The Power of Architecture extensively documents all of Kahn’s important projects—from his early urban planning concepts and single-family houses to monumental late works such as the Roosevelt Memorial in New York City (1973-74), posthumously completed in October 2012. Among his most important works are the Salk Institute in La Jolla, California (1959-65), the Kimbell Art Museum in Fort Worth, Texas (1966-72), and the National Assembly Building in Dhaka, Bangladesh (1962-83).

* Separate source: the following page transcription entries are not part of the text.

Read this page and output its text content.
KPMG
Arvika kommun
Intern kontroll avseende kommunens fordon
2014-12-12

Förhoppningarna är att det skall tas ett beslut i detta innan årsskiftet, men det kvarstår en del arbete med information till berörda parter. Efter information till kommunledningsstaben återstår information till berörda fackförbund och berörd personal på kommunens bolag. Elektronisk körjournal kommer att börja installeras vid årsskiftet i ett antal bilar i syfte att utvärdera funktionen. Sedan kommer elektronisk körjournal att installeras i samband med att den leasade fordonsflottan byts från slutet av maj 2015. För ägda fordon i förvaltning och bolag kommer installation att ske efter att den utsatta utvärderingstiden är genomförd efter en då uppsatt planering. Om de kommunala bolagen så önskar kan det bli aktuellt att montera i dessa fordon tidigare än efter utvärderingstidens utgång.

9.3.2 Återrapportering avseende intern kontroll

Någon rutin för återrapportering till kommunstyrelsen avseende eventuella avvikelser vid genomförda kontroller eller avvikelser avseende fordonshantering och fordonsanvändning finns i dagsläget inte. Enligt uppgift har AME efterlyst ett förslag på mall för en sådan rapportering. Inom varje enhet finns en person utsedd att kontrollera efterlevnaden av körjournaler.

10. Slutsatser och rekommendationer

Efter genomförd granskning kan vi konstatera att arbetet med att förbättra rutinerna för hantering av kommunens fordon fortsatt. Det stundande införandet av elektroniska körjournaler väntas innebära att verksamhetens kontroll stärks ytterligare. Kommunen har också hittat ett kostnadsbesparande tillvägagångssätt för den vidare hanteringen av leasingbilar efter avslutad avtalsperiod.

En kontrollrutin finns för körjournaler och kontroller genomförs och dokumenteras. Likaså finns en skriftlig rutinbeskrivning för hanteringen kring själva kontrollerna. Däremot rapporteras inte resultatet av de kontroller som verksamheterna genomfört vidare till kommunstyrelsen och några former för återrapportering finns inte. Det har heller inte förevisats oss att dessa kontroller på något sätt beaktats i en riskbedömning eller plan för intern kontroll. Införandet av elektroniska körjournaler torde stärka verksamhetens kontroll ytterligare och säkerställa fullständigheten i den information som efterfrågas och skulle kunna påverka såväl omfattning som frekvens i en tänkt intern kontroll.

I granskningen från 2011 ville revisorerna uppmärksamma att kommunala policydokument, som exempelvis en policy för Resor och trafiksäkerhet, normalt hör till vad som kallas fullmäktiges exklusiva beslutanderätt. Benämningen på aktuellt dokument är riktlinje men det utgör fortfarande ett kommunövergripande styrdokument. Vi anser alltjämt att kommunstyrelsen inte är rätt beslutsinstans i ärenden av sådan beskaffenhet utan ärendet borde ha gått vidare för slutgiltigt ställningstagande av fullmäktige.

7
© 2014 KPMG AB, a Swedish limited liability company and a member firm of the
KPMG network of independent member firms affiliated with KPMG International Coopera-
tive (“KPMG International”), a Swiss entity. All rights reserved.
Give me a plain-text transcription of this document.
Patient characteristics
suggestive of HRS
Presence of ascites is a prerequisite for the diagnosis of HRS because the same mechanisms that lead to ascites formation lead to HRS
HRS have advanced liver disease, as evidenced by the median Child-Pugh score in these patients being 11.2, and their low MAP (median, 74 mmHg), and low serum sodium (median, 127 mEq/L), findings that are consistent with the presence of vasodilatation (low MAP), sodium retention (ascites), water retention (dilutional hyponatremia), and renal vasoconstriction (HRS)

The presentation of Kahn’s architectural projects is accompanied by a selection of watercolors, pastels and charcoal drawings created during his travels, which document his skill as an artist and illustrator.
Highlights from The Power of Architecture include previously unpublished footage shot by Nathanial Kahn, the son of Louis Kahn and the director of the film My Architect, as well as interviews with architects such as Frank Gehry, Renzo Piano, Peter Zumthor, and Sou Fujimoto that underscore the continued significance of Kahn’s work.